Тема науки в романе «Вдали от родных степей» Ч. Цыдендамбаева
Автор: Серебрякова Зоя Александровна
Журнал: Вестник Бурятского государственного университета. Филология @vestnik-bsu-philology
Рубрика: Литературоведение
Статья в выпуске: 3, 2020 года.
Бесплатный доступ
В статье рассматривается тема науки в романе бурятского писателя Ч. Цыдендамбаева «Вдали от родных степей» о первом бурятском ученом с европейским образованием Доржи Банзарове. Заметное место в романе занимают образы ученых. Особой художественной убедительности писатель достиг в создании образа Н. И. Лобачевского. Главный герой романа, студент выпускного курса Казанского университета, Доржи Банзаров относительно полно показан как патриот России и преданный сын родного народа, в меньшей степени - как исследователь. Процесс научного творчества в романе нередко изображен в патетическом ключе. Это обусловлено новизной темы науки для бурятского романа. Тем не менее первый опыт ее освоения, несмотря на существенные недостатки, оказался успешным. В бурятской литературе появился тип профессионального ученого. Разработка темы науки стала достижением романного мышления, свидетельством качественного роста национальной литературы.
Наука, научное творчество, интеллектуальная деятельность, ученый, университет, монголы, ориенталист, роман, тема науки, бурятская литература
Короткий адрес: https://sciup.org/148317744
IDR: 148317744
Текст научной статьи Тема науки в романе «Вдали от родных степей» Ч. Цыдендамбаева
Серебрякова З. А. Тема науки в романе «Вдали от родных степей» Ч. Цыдендамбаева // Вестник Бурятского госуниверситета. Сер. Филология. 2020. Вып 3. С. 36–43.

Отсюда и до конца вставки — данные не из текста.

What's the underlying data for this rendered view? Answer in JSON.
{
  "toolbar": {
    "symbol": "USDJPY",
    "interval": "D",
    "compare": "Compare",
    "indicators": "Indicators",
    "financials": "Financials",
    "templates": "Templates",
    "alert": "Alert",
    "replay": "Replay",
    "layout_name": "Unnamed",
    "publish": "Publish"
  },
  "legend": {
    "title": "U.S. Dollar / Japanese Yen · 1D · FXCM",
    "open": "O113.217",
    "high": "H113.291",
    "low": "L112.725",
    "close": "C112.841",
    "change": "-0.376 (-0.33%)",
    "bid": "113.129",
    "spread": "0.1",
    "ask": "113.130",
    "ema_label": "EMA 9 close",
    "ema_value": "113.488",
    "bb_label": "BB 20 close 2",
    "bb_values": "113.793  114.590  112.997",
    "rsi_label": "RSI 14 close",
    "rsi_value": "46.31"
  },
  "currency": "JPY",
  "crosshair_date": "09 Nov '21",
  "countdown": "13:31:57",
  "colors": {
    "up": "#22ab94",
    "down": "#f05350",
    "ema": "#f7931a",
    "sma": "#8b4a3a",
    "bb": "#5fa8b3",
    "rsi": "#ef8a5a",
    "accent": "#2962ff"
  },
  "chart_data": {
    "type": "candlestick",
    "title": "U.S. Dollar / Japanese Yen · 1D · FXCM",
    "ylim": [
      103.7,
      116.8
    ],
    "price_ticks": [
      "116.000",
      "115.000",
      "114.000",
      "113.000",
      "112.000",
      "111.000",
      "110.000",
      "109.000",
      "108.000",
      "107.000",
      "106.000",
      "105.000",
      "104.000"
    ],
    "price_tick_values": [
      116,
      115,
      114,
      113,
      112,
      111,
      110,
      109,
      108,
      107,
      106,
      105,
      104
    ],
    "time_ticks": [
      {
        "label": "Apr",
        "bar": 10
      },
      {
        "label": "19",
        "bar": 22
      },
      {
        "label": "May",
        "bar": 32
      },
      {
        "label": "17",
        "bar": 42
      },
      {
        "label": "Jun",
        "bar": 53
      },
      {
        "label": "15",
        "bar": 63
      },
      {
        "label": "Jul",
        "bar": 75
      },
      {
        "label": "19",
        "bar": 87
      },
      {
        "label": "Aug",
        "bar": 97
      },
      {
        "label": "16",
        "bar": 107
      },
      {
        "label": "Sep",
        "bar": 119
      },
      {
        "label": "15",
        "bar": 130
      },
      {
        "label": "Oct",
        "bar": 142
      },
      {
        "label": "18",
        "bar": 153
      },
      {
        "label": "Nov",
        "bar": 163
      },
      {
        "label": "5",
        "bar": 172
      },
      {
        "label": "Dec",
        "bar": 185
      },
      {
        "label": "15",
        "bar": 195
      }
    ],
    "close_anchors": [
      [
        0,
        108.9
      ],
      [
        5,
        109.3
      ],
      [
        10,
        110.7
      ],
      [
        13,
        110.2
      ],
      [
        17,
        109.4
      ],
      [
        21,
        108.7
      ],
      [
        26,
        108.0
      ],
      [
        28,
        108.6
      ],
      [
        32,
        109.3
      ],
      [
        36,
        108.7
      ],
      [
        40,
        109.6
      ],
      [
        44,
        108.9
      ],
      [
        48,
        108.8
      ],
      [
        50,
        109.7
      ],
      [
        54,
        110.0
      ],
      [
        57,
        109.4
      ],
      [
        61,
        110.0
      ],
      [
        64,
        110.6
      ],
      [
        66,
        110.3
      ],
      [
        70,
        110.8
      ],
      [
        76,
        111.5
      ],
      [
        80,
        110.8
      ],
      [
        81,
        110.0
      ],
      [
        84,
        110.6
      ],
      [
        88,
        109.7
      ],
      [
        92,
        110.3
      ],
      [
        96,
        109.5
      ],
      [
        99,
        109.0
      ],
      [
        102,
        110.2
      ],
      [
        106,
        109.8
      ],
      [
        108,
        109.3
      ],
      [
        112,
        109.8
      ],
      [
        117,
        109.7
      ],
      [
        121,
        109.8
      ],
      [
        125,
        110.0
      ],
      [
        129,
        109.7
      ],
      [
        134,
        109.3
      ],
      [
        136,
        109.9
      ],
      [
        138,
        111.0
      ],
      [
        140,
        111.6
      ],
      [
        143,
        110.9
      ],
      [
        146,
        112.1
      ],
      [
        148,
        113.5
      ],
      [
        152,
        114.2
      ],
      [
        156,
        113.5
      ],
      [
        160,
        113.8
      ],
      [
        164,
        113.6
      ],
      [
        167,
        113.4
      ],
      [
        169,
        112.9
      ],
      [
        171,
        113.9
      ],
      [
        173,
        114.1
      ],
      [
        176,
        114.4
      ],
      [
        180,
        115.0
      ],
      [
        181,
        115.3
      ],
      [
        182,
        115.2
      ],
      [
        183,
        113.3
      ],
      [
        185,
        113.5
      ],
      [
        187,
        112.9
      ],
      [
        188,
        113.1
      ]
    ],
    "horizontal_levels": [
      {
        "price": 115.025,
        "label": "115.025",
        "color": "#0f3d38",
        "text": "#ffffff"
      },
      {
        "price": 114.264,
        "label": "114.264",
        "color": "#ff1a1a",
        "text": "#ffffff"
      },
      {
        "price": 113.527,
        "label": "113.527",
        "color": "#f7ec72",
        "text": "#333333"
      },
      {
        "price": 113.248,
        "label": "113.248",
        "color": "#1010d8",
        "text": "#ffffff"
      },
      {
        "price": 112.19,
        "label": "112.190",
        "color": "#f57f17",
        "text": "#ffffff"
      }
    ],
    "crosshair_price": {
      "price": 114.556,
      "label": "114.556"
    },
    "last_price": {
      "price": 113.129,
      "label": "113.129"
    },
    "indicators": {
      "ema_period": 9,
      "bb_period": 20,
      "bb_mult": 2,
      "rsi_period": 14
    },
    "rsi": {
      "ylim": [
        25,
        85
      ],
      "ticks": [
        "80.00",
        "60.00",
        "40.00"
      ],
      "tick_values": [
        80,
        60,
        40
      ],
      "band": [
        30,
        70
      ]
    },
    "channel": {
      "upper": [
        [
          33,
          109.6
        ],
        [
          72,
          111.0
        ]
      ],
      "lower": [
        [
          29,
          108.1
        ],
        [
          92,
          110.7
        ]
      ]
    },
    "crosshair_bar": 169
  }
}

Тема науки привлекала внимание многих советских писателей, среди них А. Толстой, Вс. Иванов, А. Платонов, М. Булгаков, А. Беляев, В. Катаев и др. Разрабатывалась она в жанре романе, который отличается выявлением существенных тенденций развития действительности с масштабностью художественного обобщения, или сопрягает «пределы автобиографической конкретности и философской обобщенности, изображая становление Человека в конкретной личности» [13, с. 139].
Благодаря основательности разработки характеров, глубине анализа внутреннего мира человека в нем имплицитно содержатся широкие возможности для постижения личности творца в области такой интеллектуальной сферы, как наука, и в целом научного творчества, которое до сих пор остается во многом таинственной сферой деятельности человека.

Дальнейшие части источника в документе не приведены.